All other means of trying to jolt the Dodgers' right fielder out of his slump have had no lasting positive results. So, this was the next--and last?--step.
Not happy about sitting on his .210 batting average and 2-for-34 slump, but with no other choice, Davis has had plenty of time recently to think.
"I sit on the bench and try to picture the right way to swing," Davis said. "Or, I'll grab a bat and come up to the clubhouse to have a few cuts. I try to visualize the way I should do it."

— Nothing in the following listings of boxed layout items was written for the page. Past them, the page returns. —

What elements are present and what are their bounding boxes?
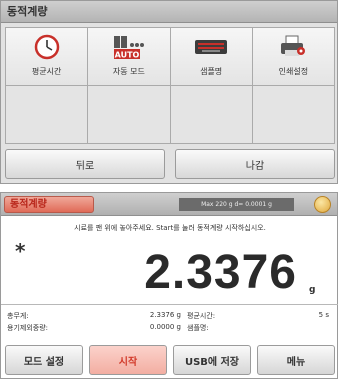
- empty-tile: [88, 86, 171, 144]
- menu-footer: 뒤로 나감: [5, 149, 335, 179]
- exit-button[interactable]: 나감: [175, 149, 335, 179]
- tile-print-settings[interactable]: 인쇄설정: [252, 28, 335, 86]
- weight-reading: 2.3376: [144, 246, 297, 299]
- tile-auto-mode[interactable]: AUTO 자동 모드: [88, 28, 171, 86]
- start-button[interactable]: 시작: [89, 345, 167, 375]
- tare-value: 0.0000 g: [149, 323, 181, 331]
- divider: [1, 304, 338, 305]
- sample-name-label: 샘플명:: [187, 324, 209, 332]
- stability-indicator: *: [15, 239, 26, 263]
- tile-sample-name-label: 샘플명: [200, 67, 223, 76]
- clock-icon: [30, 34, 64, 60]
- mode-setup-button[interactable]: 모드 설정: [5, 345, 83, 375]
- tile-average-time[interactable]: 평균시간: [6, 28, 89, 86]
- capacity-spec: Max 220 g d= 0.0001 g: [179, 198, 294, 211]
- empty-tile: [170, 86, 253, 144]
- menu-screen-title: 동적계량: [1, 1, 337, 23]
- average-time-label: 평균시간:: [187, 312, 216, 320]
- tare-label: 용기제외중량:: [7, 324, 48, 332]
- instruction-text: 시료를 팬 위에 놓아주세요. Start를 눌러 동적계량 시작하십시오.: [74, 224, 266, 232]
- svg-text:AUTO: AUTO: [115, 51, 140, 60]
- weigh-footer: 모드 설정 시작 USB에 저장 메뉴: [5, 345, 335, 375]
- empty-tile: [6, 86, 89, 144]
- weigh-screen: 동적계량 Max 220 g d= 0.0001 g 시료를 팬 위에 놓아주세…: [0, 192, 338, 379]
- menu-screen: 동적계량 평균시간 AUTO 자동 모드 샘플명 인쇄설정 뒤로 나감: [0, 0, 338, 184]
- tile-average-time-label: 평균시간: [31, 67, 62, 76]
- weigh-screen-header: 동적계량 Max 220 g d= 0.0001 g: [1, 193, 337, 216]
- menu-button[interactable]: 메뉴: [257, 345, 335, 375]
- empty-tile: [252, 86, 335, 144]
- gross-value: 2.3376 g: [149, 311, 181, 319]
- keyboard-icon: [194, 34, 228, 60]
- menu-grid: 평균시간 AUTO 자동 모드 샘플명 인쇄설정: [5, 27, 335, 144]
- average-time-value: 5 s: [318, 311, 329, 319]
- level-bubble-icon[interactable]: [314, 196, 331, 213]
- tile-sample-name[interactable]: 샘플명: [170, 28, 253, 86]
- usb-save-button[interactable]: USB에 저장: [173, 345, 251, 375]
- weigh-screen-title[interactable]: 동적계량: [4, 196, 94, 213]
- back-button[interactable]: 뒤로: [5, 149, 165, 179]
- tile-auto-mode-label: 자동 모드: [112, 67, 145, 76]
- weight-unit[interactable]: g: [309, 285, 315, 295]
- gross-label: 총무게:: [7, 312, 29, 320]
- tile-print-settings-label: 인쇄설정: [278, 67, 309, 76]
- auto-mode-icon: AUTO: [112, 34, 146, 60]
- printer-icon: [276, 34, 310, 60]
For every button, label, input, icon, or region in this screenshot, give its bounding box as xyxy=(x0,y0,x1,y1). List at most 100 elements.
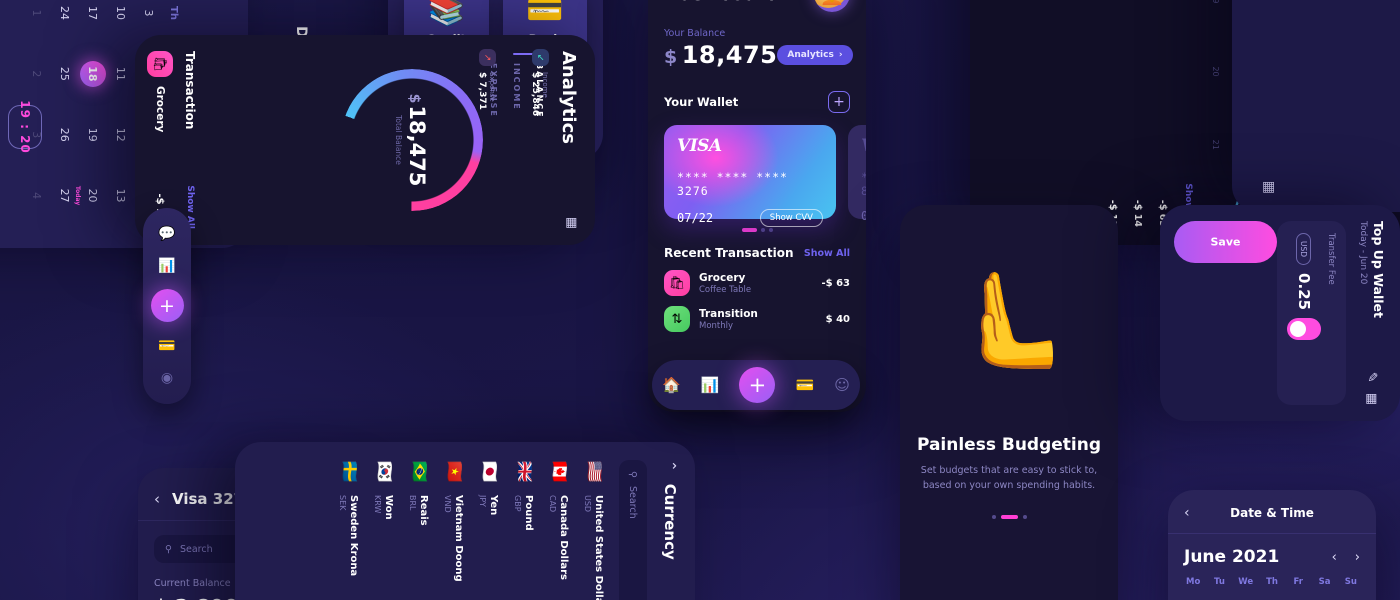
add-card-button[interactable]: + xyxy=(828,91,850,113)
transaction-list[interactable]: Coffee Table-$ 63Carton Pack-$ 14Cardsto… xyxy=(1100,0,1175,227)
currency-code-pill[interactable]: USD xyxy=(1296,233,1312,266)
currency-name: Canada Dollars xyxy=(558,495,569,580)
calendar-day-number: 19 xyxy=(86,127,100,142)
currency-name: Vietnam Doong xyxy=(453,495,464,582)
chevron-left-icon[interactable]: ‹ xyxy=(1332,550,1337,565)
chat-icon[interactable]: 💬 xyxy=(158,226,175,242)
calendar-day-number: 25 xyxy=(58,66,72,81)
visa-card-secondary[interactable]: VISA **** **** **** 8891 07/24 xyxy=(848,125,866,223)
calendar-day[interactable]: 27 xyxy=(52,165,78,226)
wallet-card-carousel[interactable]: VISA **** **** **** 3276 07/22 Show CVV … xyxy=(664,125,866,227)
calendar-day[interactable]: 20 Today xyxy=(74,165,106,226)
calendar-day[interactable]: 25 xyxy=(52,43,78,104)
table-row[interactable]: Coffee Table-$ 63 xyxy=(1150,0,1175,227)
stats-icon[interactable]: 📊 xyxy=(701,376,720,394)
datetime-month: June 2021 xyxy=(1184,547,1280,567)
fee-toggle[interactable] xyxy=(1287,318,1321,341)
list-item[interactable]: 🇸🇪 Sweden Krona SEK xyxy=(331,460,366,600)
card-icon[interactable]: ▦ xyxy=(1261,181,1277,194)
dot[interactable] xyxy=(991,515,996,520)
dot[interactable] xyxy=(760,228,765,232)
search-input[interactable]: ⚲ Search xyxy=(619,460,647,600)
table-row[interactable]: Carton Pack-$ 14 xyxy=(1125,0,1150,227)
chevron-up-icon[interactable]: ⌃ xyxy=(662,460,678,472)
topup-title: Top Up Wallet xyxy=(1371,221,1386,319)
stats-icon[interactable]: 📊 xyxy=(158,258,175,274)
save-button[interactable]: Save xyxy=(1174,221,1277,263)
onboarding-dots[interactable] xyxy=(900,515,1118,520)
avatar[interactable]: 👱 xyxy=(814,0,850,12)
calendar-day[interactable]: 19 xyxy=(80,104,106,165)
calendar-day[interactable]: 17 xyxy=(80,0,106,43)
edit-icon[interactable]: ✎ xyxy=(1365,372,1380,383)
calendar-day[interactable]: 12 xyxy=(108,104,134,165)
list-item[interactable]: 🇧🇷 Reais BRL xyxy=(401,460,436,600)
currency-symbol: $ xyxy=(664,46,678,68)
add-icon[interactable]: + xyxy=(739,367,776,403)
list-item[interactable]: 🇬🇧 Pound GBP xyxy=(506,460,541,600)
analytics-title: Analytics xyxy=(558,51,579,144)
save-button-label: Save xyxy=(1210,235,1241,249)
dot[interactable] xyxy=(768,228,773,232)
chevron-right-icon[interactable]: › xyxy=(1355,550,1360,565)
visa-card-primary[interactable]: VISA **** **** **** 3276 07/22 Show CVV xyxy=(664,125,836,227)
calendar-day[interactable]: 18 xyxy=(80,43,106,104)
wallet-label: Your Wallet xyxy=(664,95,739,109)
flag-icon: 🇰🇷 xyxy=(374,461,394,483)
profile-icon[interactable]: ☺ xyxy=(834,376,850,394)
list-item[interactable]: 🇺🇸 United States Dollar USD xyxy=(576,460,611,600)
table-row[interactable]: Cardstock-$ 11 xyxy=(1100,0,1125,227)
show-cvv-button[interactable]: Show CVV xyxy=(759,209,823,227)
calendar-day[interactable]: 13 xyxy=(108,165,134,226)
carousel-dots[interactable] xyxy=(664,228,850,232)
calendar-day[interactable]: 24 xyxy=(52,0,78,43)
show-all-link[interactable]: Show All xyxy=(804,248,850,259)
currency-title: Currency xyxy=(661,483,679,560)
transaction-name: Grocery xyxy=(699,271,746,284)
wallet-icon[interactable]: 💳 xyxy=(158,338,175,354)
currency-name: Reais xyxy=(418,495,429,526)
flag-icon: 🇻🇳 xyxy=(444,461,464,483)
calendar-day[interactable]: 1 xyxy=(24,0,50,43)
dot[interactable] xyxy=(1022,515,1027,520)
currency-list[interactable]: 🇺🇸 United States Dollar USD 🇨🇦 Canada Dollar… xyxy=(331,460,611,600)
search-placeholder: Search xyxy=(179,543,213,555)
flag-icon: 🇯🇵 xyxy=(479,461,499,483)
table-row[interactable]: ⇅ Transition Monthly $ 40 xyxy=(664,306,850,332)
toggle-icon[interactable]: ◉ xyxy=(161,370,173,386)
calendar-day[interactable]: 10 xyxy=(108,0,134,43)
flag-icon: 🇨🇦 xyxy=(549,461,569,483)
dot-active[interactable] xyxy=(1000,515,1018,520)
list-item[interactable]: 🇯🇵 Yen JPY xyxy=(471,460,506,600)
calendar-day[interactable]: 11 xyxy=(108,43,134,104)
table-row[interactable]: 🛍 Grocery Coffee Table -$ 63 xyxy=(664,270,850,296)
chevron-left-icon[interactable]: ‹ xyxy=(154,490,160,508)
time-chip[interactable]: 19 : 20 xyxy=(8,100,42,154)
balance-amount: $18,475 xyxy=(664,41,777,69)
wallet-icon[interactable]: 💳 xyxy=(796,376,815,394)
table-row[interactable]: 🛍 Grocery -$ 190 xyxy=(147,51,173,229)
datetime-dow: Th xyxy=(1266,577,1278,587)
chevron-left-icon[interactable]: ‹ xyxy=(1184,505,1190,521)
transaction-name: Transition xyxy=(699,307,758,320)
transaction-name: Grocery xyxy=(154,86,166,133)
list-item[interactable]: 🇨🇦 Canada Dollars CAD xyxy=(541,460,576,600)
side-nav-rail[interactable]: 💬 📊 + 💳 ◉ xyxy=(143,208,191,404)
home-icon[interactable]: 🏠 xyxy=(662,376,681,394)
add-icon[interactable]: + xyxy=(150,289,184,323)
calendar-day[interactable]: 4 xyxy=(24,165,50,226)
calendar-day[interactable]: 2 xyxy=(24,43,50,104)
books-cards-icon: 📚 xyxy=(427,0,465,28)
card-expiry: 07/22 xyxy=(677,211,714,225)
card-icon[interactable]: ▦ xyxy=(1365,393,1380,405)
list-item[interactable]: 🇻🇳 Vietnam Doong VND xyxy=(436,460,471,600)
dot-active[interactable] xyxy=(741,228,757,232)
card-number: **** **** **** 3276 xyxy=(677,170,788,198)
analytics-button[interactable]: Analytics › xyxy=(777,45,853,65)
card-icon[interactable]: ▦ xyxy=(564,217,579,229)
datetime-dow: Su xyxy=(1344,577,1357,587)
bottom-tabbar[interactable]: 🏠 📊 + 💳 ☺ xyxy=(652,360,860,410)
calendar-day[interactable]: 26 xyxy=(52,104,78,165)
list-item[interactable]: 🇰🇷 Won KRW xyxy=(366,460,401,600)
onboarding-panel: 🫷 Painless Budgeting Set budgets that ar… xyxy=(900,205,1118,600)
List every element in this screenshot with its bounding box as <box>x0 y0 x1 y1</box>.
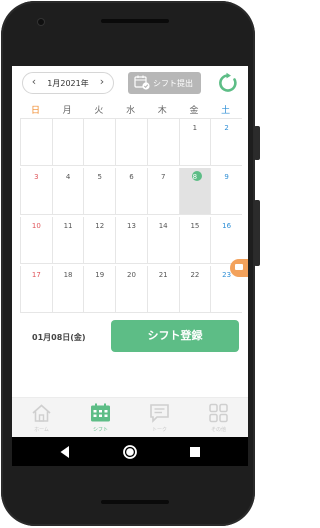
chat-icon <box>150 404 169 423</box>
tab-talk[interactable]: トーク <box>130 398 189 437</box>
app-header: ‹ 1月2021年 › シフト提出 <box>12 66 248 100</box>
calendar-day-number: 7 <box>160 173 166 181</box>
calendar-day-number: 4 <box>65 173 71 181</box>
calendar-day-number: 13 <box>127 222 136 230</box>
month-label: 1月2021年 <box>47 79 89 88</box>
system-nav-bar <box>12 437 248 466</box>
calendar-day-number: 18 <box>63 271 73 279</box>
front-camera <box>38 19 44 25</box>
shift-register-button[interactable]: シフト登録 <box>111 320 239 352</box>
calendar-day-number: 14 <box>158 222 168 230</box>
calendar-day-cell[interactable]: 14 <box>146 217 179 264</box>
phone-frame: ‹ 1月2021年 › シフト提出 日 月 火 水 木 金 土 1 2 3 4 … <box>0 0 260 528</box>
weekday-fri: 金 <box>189 106 199 116</box>
bottom-speaker <box>101 500 169 504</box>
weekday-mon: 月 <box>62 106 72 116</box>
calendar-icon <box>91 403 110 422</box>
tab-other[interactable]: その他 <box>189 398 248 437</box>
calendar-day-cell[interactable]: 2 <box>210 119 242 166</box>
home-circle-icon[interactable] <box>122 444 138 460</box>
calendar-day-cell[interactable]: 15 <box>178 217 211 264</box>
calendar-day-number: 8 <box>192 173 198 181</box>
calendar-day-number: 9 <box>224 173 229 181</box>
shift-submit-label: シフト提出 <box>153 79 193 88</box>
calendar-day-cell[interactable]: 10 <box>20 217 52 264</box>
calendar-day-cell[interactable]: 7 <box>146 168 179 215</box>
weekday-sun: 日 <box>30 106 40 116</box>
selected-date-label: 01月08日(金) <box>32 333 86 342</box>
floating-notification-badge[interactable] <box>230 259 248 277</box>
calendar-day-cell[interactable]: 4 <box>51 168 84 215</box>
calendar-day-cell[interactable]: 12 <box>83 217 116 264</box>
calendar-day-cell[interactable]: 11 <box>51 217 84 264</box>
calendar-empty-cell <box>83 119 116 166</box>
weekday-wed: 水 <box>126 106 136 116</box>
calendar-day-number: 21 <box>158 271 168 279</box>
earpiece-speaker <box>101 19 169 23</box>
back-icon[interactable] <box>57 444 73 460</box>
calendar-grid: 1 2 3 4 5 6 7 8 9 10 11 12 13 14 15 16 17 18 19 20 21 22 23 <box>20 118 242 316</box>
calendar-day-cell[interactable]: 21 <box>146 266 179 313</box>
calendar-day-number: 22 <box>190 271 200 279</box>
calendar-day-number: 11 <box>63 222 73 230</box>
tab-shift[interactable]: シフト <box>71 398 130 437</box>
calendar-empty-cell <box>115 119 147 166</box>
tab-talk-label: トーク <box>151 427 167 433</box>
weekday-sat: 土 <box>221 106 231 116</box>
calendar-day-cell[interactable]: 1 <box>178 119 211 166</box>
bottom-tab-bar: ホーム シフト トーク その他 <box>12 397 248 437</box>
calendar-day-number: 10 <box>31 222 41 230</box>
calendar-day-cell[interactable]: 22 <box>178 266 211 313</box>
app-screen: ‹ 1月2021年 › シフト提出 日 月 火 水 木 金 土 1 2 3 4 … <box>12 66 248 437</box>
calendar-day-number: 3 <box>34 173 39 181</box>
volume-button <box>254 200 260 266</box>
refresh-icon[interactable] <box>217 72 239 94</box>
home-icon <box>32 404 51 422</box>
calendar-day-number: 16 <box>222 222 232 230</box>
calendar-day-number: 20 <box>127 271 136 279</box>
calendar-day-number: 2 <box>224 124 229 132</box>
calendar-day-number: 17 <box>31 271 41 279</box>
weekday-tue: 火 <box>94 106 104 116</box>
tab-other-label: その他 <box>210 427 226 433</box>
prev-month-button[interactable]: ‹ <box>27 75 41 88</box>
message-icon <box>235 264 243 270</box>
month-selector: ‹ 1月2021年 › <box>22 72 114 94</box>
weekday-thu: 木 <box>157 106 167 116</box>
calendar-day-number: 6 <box>129 173 134 181</box>
calendar-empty-cell <box>146 119 179 166</box>
calendar-day-cell[interactable]: 18 <box>51 266 84 313</box>
calendar-check-icon <box>134 75 150 90</box>
calendar-day-number: 19 <box>95 271 105 279</box>
next-month-button[interactable]: › <box>95 75 109 88</box>
grid-icon <box>209 403 228 423</box>
tab-home-label: ホーム <box>34 427 49 433</box>
tab-shift-label: シフト <box>92 427 108 433</box>
calendar-empty-cell <box>51 119 84 166</box>
calendar-day-cell[interactable]: 9 <box>210 168 242 215</box>
calendar-day-cell[interactable]: 8 <box>178 168 211 215</box>
calendar-day-cell[interactable]: 20 <box>115 266 147 313</box>
power-button <box>254 126 260 160</box>
calendar-day-number: 15 <box>190 222 200 230</box>
calendar-empty-cell <box>20 119 52 166</box>
recents-icon[interactable] <box>187 444 203 460</box>
calendar-day-cell[interactable]: 13 <box>115 217 147 264</box>
tab-home[interactable]: ホーム <box>12 398 71 437</box>
calendar-day-cell[interactable]: 19 <box>83 266 116 313</box>
calendar-day-cell[interactable]: 16 <box>210 217 242 264</box>
calendar-day-cell[interactable]: 17 <box>20 266 52 313</box>
calendar-day-cell[interactable]: 3 <box>20 168 52 215</box>
calendar-day-cell[interactable]: 6 <box>115 168 147 215</box>
calendar-day-number: 5 <box>97 173 102 181</box>
calendar-day-cell[interactable]: 5 <box>83 168 116 215</box>
weekday-header: 日 月 火 水 木 金 土 <box>12 103 248 117</box>
shift-submit-button[interactable]: シフト提出 <box>128 72 201 94</box>
calendar-day-number: 12 <box>95 222 105 230</box>
calendar-day-number: 1 <box>192 124 198 132</box>
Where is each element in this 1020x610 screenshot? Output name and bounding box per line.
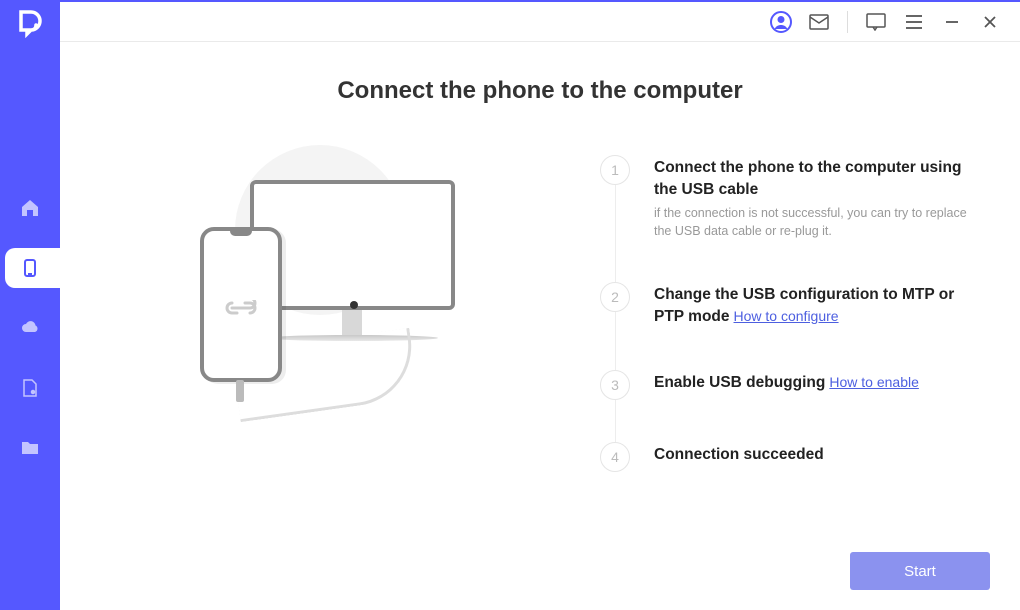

Visualization already has been tried. About two weeks ago, in a darkened alcove adjacent to the Dodger clubhouse, Davis was given a private screening of footage from more productive times as an Oakland Athletic, followed by his recent hard times as a Dodger.
That was not done for nostalgic purposes. Nor was it penance for signing a 2-year, $1.975-million free-agent contract and failing to produce. Davis and Dodger coaches merely were trying to find some flaw, some difference in his stance or swing that could explain why Davis had hit so well last season and so poorly this season.
He noticed several discrepancies in his hand movement before starting his swing, heightening hopes that his problem could be easily solved. But in subsequent games, Davis continued to struggle and found himself on the bench for the last two games of the Dodgers' just-concluded trip.
"But I feel close to breaking through," Davis said.
Going into tonight's game against the Cincinnati Reds at Dodger Stadium, Davis' .210 average is the lowest among Dodger starters. He has yet to hit a home run, has just 9 runs batted in and has struck out 40 times in 157 at-bats.
Those numbers are not exactly what the Dodgers had in mind when they signed Davis. It certainly is not what Davis expected, either, after coming off a generally productive, if inconsistent, season with the A's.
Dodger decision-makers say they have not given up on Davis, but Manager Tom Lasorda recently thought about benching Davis regularly against left-handed pitchers and isn't saying how long Davis will sit. He may return to the lineup tonight.
No one is feeling worse about the slump than Davis himself. An upbeat person, he has tried to remain positive. But Tuesday night in New York, after Lasorda had benched him for the first time against a right-handed pitcher, a quiet Davis was clearly disappointed.
The next day, though, he said he felt as if he was close to an answer and warned people not to give up on him. He indicated that this slump is harder on him than his 1984 slump, in which he hit .187 in the first half but bounced back to hit .277 in the second.
"Sometimes, I've felt the plate is 7 feet wide," Davis said. "You really have to know Mike Davis to know what's wrong. It's really a very small adjustment. A half inch here or there on hand placement can make a difference. Basically, I've got to relax my hands and I've been moving the bat slightly before the pitch.
"But once Mike Davis starts swinging the bat the way he can, you'll see. You give me until the end of June, then look at the numbers and maybe you can write something positive about Mike Davis just once."
Until the All-Star break last season, there were only positive things to say about Davis. He had 20 home runs, 53 runs batted in and a .292 average at that point. In his sixth season, it appeared that Davis was fulfilling the promise of being a quality hitter.
But in the first game after the break, Davis hyper-extended his right knee kicking a door in the visiting dugout at Boston's Fenway Park after failing to move a runner. His average plummeted and has yet to bounce back up.
From last July's All-Star break to Wednesday night, Davis has 77 hits in 353 at-bats for a .218 average.
Despite that, Lasorda and Fred Claire, the Dodgers' executive vice president, say they believe the true Mike Davis is the one who tore up American League pitching before the break, not the one who tore up his knee and his batting average in rapid succession.
"Mike's a proven player," Claire said. "The main point I've tried to emphasize with him is that we believe in him. We want him to relax and try to enjoy himself. . . . I think he's wanted to show us too much, show us we made the right decision in signing him. But we know we made the right decision. We just need Mike to not worry about it."
This is not the first time Lasorda has dealt with a high-priced, newly acquired slugger who suffered through a slump in his first season as a Dodger. In 1976, Dusty Baker came to the Dodgers from the Atlanta Braves and was acutely non-productive.
"Dusty had three home runs the whole season," Lasorda said. "The next year, he hit 30. Same deal here. (Davis) is trying too hard to impress us. All you can do is talk to him and try to help him.